Overcome objections.

Most objections to joining PTA fall into one of four areas:

  • Time
  • Impact
  • Perceived value
  • Cost

Here are some suggestions for responding to those objections.

  • Time.  When parents say they don’t have time to join PTA, what they are probably saying is that they don’t want to volunteer dozens of hours each week. Some people think that to be a PTA member you have to be a volunteer. Therefore, you need to explain that PTA appreciates everyone’s membership, whether or not the member volunteers, because each member increases PTA’s ability to advocate for children. It’s true that PTA cannot operate without volunteers, but if you emphasize volunteering and in doing so dissuade individuals from joining altogether, you’ll never have those individuals as members or as volunteers.
  • Impact.  Parents want to know if their membership in PTA is going to have a positive impact, if it will benefit their children. You can tell them, emphatically, “Yes!” Decades’ worth of research shows that when parents are involved, students perform better in school. They receive higher grades and test scores, have better school attendance and lower rates of suspension, are more likely to graduate high school, and are more likely to pursue postsecondary education. Children of involved parents also exhibit increased motivation, better self-esteem, less drug and alcohol use, and fewer instances of violent behavior. Those great benefits come from parent involvement, a major focus of PTA.
  • Perceived value. Explain to prospects what they get for their membership dues. In addition to materials and benefits from the local and state PTA, members receive these benefits from National PTA:
    • Online resources at PTA.org, including select articles from Our Children magazine;
    • PTA Takes Action Network, with a monthly electronic newsletter about federal legislation affecting families, schools, and communities, and action alerts that help members make a difference on key issues;
    • Special discounts, offers, and promotions from national companies (see PTA.org/Benefits);
    • Free e-learning courses on PTA basics, as well as on subjects, such as conflict resolution and goal setting, that can be applied to members’ personal lives; and
    • Discounted member rates for the National PTA Convention and on subscriptions to the print version of Our Children.
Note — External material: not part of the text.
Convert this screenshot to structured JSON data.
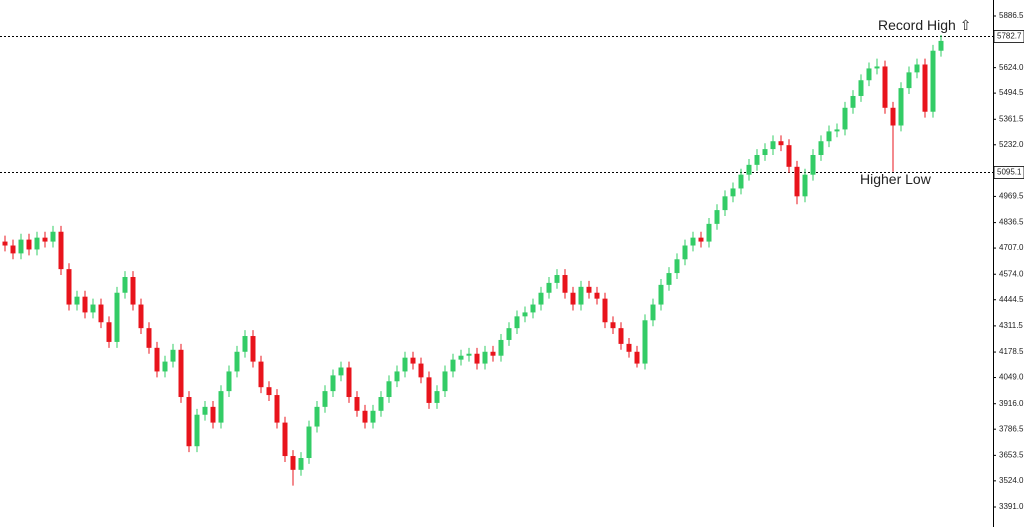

People like to join organizations that make a difference in the lives of others, are educational and beneficial to the community, allow them to network with successful people, and provide opportunities to have fun. Highlight that your members have opportunities to mix with diverse individuals through local PTA activities. Emphasize once again that for parents the number one benefit of PTA membership is the ability to help their children. For many parents, that is reason enough to join.

  • Cost.  PTA membership is one of the most cost-effective investments parents can make in their children’s education and schools. For an average of two cents a day, parents can help improve their children’s school experiences. PTA members are better connected to their schools, are better informed, and have access to moneysaving discounts and benefits.